In the office chair Geller rolled to a different computer. In five seconds he had a Yellow Pages telephone directory on the screen. “Two Ritzes in the area. One at Tysons Corner. And one in Pentagon City.”
Lukas said, “Parker said he’d stick to the District. I’m voting in Pentagon City.”
She called Jerry Baker and told him about the latest target. “I want every tactical agent in the District and Northern Virginia mobilized. And send skeleton crews to Tysons.” She added, “You’re not going to like it but no hoods and helmets.”
She meant: without Nomex hoods and Kevlar helmets—shorthand in the Bureau for going plainclothes.
“You sure?” Baker asked uncertainly. When officers dress for undercover surveillance they can’t wear as much body armor as in an overt tactical operation. It’s far riskier, especially with a perp armed with an automatic weapon.
“Has to be, Jerry. We’ve almost nailed this guy once and he’s gonna be skittish as a deer. He sees anything out of the ordinary he’s going to bolt. I’ll take responsibility.”
“Okay, Margaret. I’ll get on it.”
She hung up.
She found Len Hardy staring at her. His face suddenly seemed older, tougher.
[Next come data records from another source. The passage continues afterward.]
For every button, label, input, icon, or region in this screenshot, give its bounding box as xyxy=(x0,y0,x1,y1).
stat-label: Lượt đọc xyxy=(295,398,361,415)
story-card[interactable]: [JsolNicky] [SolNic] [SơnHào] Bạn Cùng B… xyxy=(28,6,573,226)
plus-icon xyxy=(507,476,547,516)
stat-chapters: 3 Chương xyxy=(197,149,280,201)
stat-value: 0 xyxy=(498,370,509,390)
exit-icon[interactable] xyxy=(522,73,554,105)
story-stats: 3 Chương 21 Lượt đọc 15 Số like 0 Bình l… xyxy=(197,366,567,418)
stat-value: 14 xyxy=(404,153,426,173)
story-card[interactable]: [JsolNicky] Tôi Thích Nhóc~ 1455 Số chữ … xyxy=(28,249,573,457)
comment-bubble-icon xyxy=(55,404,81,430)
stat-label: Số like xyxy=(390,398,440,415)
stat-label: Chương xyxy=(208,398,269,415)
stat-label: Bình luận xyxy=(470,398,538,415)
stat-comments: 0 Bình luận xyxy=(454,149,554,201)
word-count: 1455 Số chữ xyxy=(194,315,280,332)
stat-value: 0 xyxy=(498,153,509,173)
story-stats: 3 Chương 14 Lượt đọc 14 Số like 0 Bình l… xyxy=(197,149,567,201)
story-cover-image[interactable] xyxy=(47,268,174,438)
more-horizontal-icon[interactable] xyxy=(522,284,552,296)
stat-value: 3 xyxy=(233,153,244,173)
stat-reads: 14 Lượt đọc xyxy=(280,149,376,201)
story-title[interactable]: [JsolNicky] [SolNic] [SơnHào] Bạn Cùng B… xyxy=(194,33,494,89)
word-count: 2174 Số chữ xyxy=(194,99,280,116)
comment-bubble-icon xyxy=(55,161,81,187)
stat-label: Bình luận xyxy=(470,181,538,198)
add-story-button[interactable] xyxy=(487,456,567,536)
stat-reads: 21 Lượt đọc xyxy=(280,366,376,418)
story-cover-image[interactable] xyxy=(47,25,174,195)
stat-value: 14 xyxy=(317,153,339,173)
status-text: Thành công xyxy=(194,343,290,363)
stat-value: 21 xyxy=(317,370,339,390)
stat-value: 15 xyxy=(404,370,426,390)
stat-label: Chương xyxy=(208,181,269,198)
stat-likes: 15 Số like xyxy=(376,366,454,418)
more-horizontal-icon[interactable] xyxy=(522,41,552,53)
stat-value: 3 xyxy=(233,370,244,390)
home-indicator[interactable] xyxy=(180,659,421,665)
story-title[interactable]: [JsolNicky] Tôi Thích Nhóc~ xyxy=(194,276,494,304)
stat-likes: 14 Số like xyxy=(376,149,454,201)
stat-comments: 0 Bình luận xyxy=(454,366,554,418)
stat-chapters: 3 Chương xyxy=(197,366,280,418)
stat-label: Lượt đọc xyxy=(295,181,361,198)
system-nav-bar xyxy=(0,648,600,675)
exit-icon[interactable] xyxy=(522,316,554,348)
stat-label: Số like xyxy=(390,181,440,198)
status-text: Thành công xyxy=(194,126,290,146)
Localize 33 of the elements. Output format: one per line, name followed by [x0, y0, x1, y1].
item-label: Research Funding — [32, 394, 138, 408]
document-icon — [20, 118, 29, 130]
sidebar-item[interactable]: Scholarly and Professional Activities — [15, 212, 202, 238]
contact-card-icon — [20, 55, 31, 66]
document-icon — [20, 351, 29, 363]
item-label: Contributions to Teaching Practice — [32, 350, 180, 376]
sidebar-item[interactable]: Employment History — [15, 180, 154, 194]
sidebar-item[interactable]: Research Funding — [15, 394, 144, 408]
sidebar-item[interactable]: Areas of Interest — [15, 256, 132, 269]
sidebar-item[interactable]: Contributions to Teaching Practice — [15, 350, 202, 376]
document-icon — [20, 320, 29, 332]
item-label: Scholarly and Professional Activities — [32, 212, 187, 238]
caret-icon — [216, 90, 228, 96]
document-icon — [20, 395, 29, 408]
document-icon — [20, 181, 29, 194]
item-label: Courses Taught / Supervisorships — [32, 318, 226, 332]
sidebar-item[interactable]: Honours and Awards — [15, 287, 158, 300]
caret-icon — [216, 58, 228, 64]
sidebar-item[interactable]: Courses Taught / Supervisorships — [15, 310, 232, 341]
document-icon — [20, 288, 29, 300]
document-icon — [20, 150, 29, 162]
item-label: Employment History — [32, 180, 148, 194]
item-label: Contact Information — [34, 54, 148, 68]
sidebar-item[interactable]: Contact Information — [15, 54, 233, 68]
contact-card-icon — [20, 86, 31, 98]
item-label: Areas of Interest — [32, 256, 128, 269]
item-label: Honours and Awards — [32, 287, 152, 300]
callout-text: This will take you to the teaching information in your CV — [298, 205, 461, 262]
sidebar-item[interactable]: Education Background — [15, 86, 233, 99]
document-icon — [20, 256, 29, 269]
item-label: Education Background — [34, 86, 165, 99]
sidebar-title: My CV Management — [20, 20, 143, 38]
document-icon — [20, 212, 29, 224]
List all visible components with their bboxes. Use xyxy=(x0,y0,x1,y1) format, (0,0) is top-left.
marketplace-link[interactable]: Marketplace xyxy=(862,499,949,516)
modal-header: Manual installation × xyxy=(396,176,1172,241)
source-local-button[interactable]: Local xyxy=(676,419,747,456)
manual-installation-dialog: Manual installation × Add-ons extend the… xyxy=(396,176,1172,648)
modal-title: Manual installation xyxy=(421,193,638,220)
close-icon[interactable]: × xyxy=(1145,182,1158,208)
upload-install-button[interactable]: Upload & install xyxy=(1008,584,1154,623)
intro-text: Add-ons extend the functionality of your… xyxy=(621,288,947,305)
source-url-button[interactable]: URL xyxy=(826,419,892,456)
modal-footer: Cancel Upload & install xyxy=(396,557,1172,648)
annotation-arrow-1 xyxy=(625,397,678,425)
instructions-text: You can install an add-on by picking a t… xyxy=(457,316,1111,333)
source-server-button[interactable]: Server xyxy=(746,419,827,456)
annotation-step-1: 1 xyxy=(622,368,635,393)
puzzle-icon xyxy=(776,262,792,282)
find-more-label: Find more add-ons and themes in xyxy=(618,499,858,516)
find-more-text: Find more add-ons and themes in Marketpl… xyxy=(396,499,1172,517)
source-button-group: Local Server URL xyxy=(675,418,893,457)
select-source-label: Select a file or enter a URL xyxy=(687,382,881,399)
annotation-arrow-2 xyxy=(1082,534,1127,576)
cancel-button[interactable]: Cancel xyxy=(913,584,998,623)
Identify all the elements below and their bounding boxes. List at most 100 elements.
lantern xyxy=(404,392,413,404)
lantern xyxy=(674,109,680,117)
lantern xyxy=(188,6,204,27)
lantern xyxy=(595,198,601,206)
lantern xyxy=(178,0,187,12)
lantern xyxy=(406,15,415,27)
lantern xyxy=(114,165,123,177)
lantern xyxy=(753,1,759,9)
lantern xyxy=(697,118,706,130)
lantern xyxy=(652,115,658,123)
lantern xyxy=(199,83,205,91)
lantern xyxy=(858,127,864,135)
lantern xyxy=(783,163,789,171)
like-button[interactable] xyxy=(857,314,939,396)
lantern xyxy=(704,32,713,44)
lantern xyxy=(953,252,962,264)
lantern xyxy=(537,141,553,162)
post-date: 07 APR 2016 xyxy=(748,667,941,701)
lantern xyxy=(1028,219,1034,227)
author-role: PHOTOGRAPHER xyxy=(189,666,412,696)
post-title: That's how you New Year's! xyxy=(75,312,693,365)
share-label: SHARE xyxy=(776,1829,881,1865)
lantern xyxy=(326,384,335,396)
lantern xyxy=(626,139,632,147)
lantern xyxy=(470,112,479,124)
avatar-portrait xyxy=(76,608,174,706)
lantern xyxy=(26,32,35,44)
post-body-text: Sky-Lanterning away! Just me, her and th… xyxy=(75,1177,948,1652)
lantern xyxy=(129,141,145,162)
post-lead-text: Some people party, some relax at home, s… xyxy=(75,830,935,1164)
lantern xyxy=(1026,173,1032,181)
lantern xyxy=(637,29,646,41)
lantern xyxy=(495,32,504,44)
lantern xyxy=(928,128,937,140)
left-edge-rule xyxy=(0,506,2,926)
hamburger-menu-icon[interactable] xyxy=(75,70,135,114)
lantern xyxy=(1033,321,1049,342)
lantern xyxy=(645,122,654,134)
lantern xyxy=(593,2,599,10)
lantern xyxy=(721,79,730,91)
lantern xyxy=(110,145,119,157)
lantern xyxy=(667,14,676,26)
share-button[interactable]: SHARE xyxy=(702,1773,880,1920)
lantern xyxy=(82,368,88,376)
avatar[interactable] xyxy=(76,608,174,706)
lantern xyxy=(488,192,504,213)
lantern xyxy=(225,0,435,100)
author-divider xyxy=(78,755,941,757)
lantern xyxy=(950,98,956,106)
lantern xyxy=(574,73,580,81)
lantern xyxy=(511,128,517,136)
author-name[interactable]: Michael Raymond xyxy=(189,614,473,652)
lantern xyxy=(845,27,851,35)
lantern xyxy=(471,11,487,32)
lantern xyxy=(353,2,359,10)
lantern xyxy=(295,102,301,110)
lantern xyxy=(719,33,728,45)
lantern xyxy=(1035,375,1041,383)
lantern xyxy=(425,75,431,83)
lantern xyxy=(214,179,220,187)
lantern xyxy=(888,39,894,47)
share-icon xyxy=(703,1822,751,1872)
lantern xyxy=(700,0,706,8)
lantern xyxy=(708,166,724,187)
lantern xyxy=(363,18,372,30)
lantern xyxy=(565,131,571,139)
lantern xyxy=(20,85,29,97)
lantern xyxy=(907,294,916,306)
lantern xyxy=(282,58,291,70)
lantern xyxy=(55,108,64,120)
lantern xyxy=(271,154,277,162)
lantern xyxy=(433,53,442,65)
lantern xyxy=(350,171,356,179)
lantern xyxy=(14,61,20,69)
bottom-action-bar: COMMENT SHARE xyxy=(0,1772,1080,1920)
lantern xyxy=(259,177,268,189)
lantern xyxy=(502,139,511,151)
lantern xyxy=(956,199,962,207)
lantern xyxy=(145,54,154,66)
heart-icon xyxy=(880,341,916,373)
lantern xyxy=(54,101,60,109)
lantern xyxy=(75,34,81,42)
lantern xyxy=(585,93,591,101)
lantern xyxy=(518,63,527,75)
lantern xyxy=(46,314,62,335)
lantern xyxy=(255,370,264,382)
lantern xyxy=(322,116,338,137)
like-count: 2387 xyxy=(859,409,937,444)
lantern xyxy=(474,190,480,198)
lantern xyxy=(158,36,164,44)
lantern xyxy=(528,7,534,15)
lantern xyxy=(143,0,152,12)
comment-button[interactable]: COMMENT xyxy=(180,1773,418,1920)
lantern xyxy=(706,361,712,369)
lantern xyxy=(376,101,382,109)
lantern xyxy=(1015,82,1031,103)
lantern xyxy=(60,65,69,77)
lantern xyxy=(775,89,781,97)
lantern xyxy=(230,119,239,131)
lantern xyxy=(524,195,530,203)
She wondered if he was going to confront her again about his being on a tactical team. But he asked, “You’re running the operation plainclothes?”
“Right. Is there a problem with that, Detective?”
“Does that mean you’re not going to evacuate the hotel?”
“No, I’m not,” she answered.
“But there’ll be a thousand people there tonight.”
Lukas said, “It’s got to be business as usual. The Digger can’t suspect a thing.”
“But if he gets past us . . . I mean, we aren’t even sure what he looks like.”